Acute iritis[edit | edit source]

(possibly iridocyclitis - inflammation of the iris and ciliary body)

Iritis
  • Pain, photophobia, tearing, eyelid spasm is present, visa is significantly reduced, ciliary injections, intraocular pressure normal or slightly lower, the pupil is narrow (miosis from irritation), slowly reacting, precipitates on the back of the cornea, the iris is dirty gray with erased drawing.
Etiology
Clinical picture
  • Pseudoptosis, ciliary or mixed conjunctival injection, miosis for irritation, slow pupil reaction, pain, photophobia, tearing, visual disturbances, dirty corneal gray, turbidity of the aqueous humor.
Complication
  • Synechia (ie adhesions between the edge of the iris and the lens), secondary glaucoma, cataract, atrophy of the bulb of the eye.
Diff. dg.
  • Acute glaucoma (palpated, wide pupils),
  • conjunctivitis (normal pupil reaction, conjunctival injection).
Therapy
  • We always go to a specialist – the first choice are mydriatics (e.g. 1% atropine 1–2 times a day 1–2 gtt);
    • Cave! contraindications: acute glaucoma.

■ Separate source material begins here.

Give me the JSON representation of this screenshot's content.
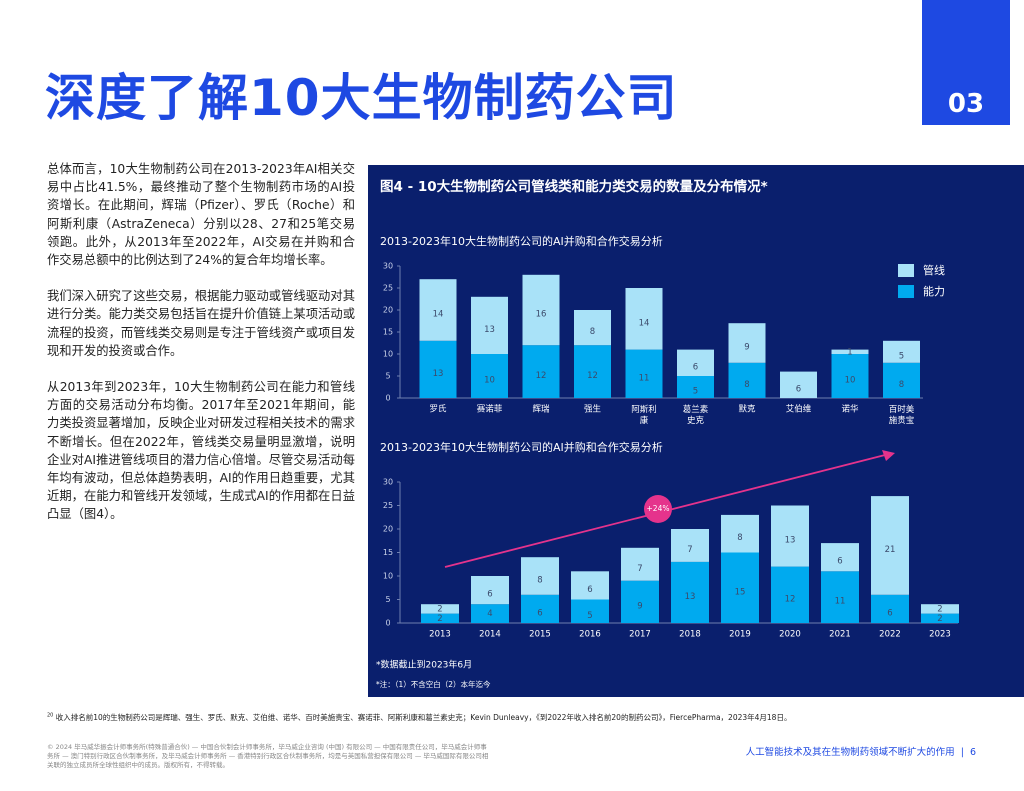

Hyposphagma (subconjunctival hemorrhage)[edit | edit source]

Hyposphagma
Etiology
  • Spontaneous - in atherosclerosis, DM, hypertonic disease, hemorrhagic diathesis.
  • Sneezing, pushing (e.g. during childbirth), whooping cough, contusion of the bulb of the eye.
Clinical picture
  • It is manifested by sharply demarcated flat lacquer reds under the conjunctiva.
Therapy
  • No therapy is needed - the bleeding disappears spontaneously within a few days.

Injury[edit | edit source]

  • Corneal erosion, foreign body, eye burns, perforating eye injuries.

Wrong position of eyelids[edit | edit source]

  • Entropy.
  • Ectropium.


Links[edit | edit source]

References[edit | edit source]

  • GESENHUES, S – ZIESCHÉ, R. Vademecum lékaře. 1. Czech edition. Praha : Galén, 2006. ISBN 80-7262-444-X.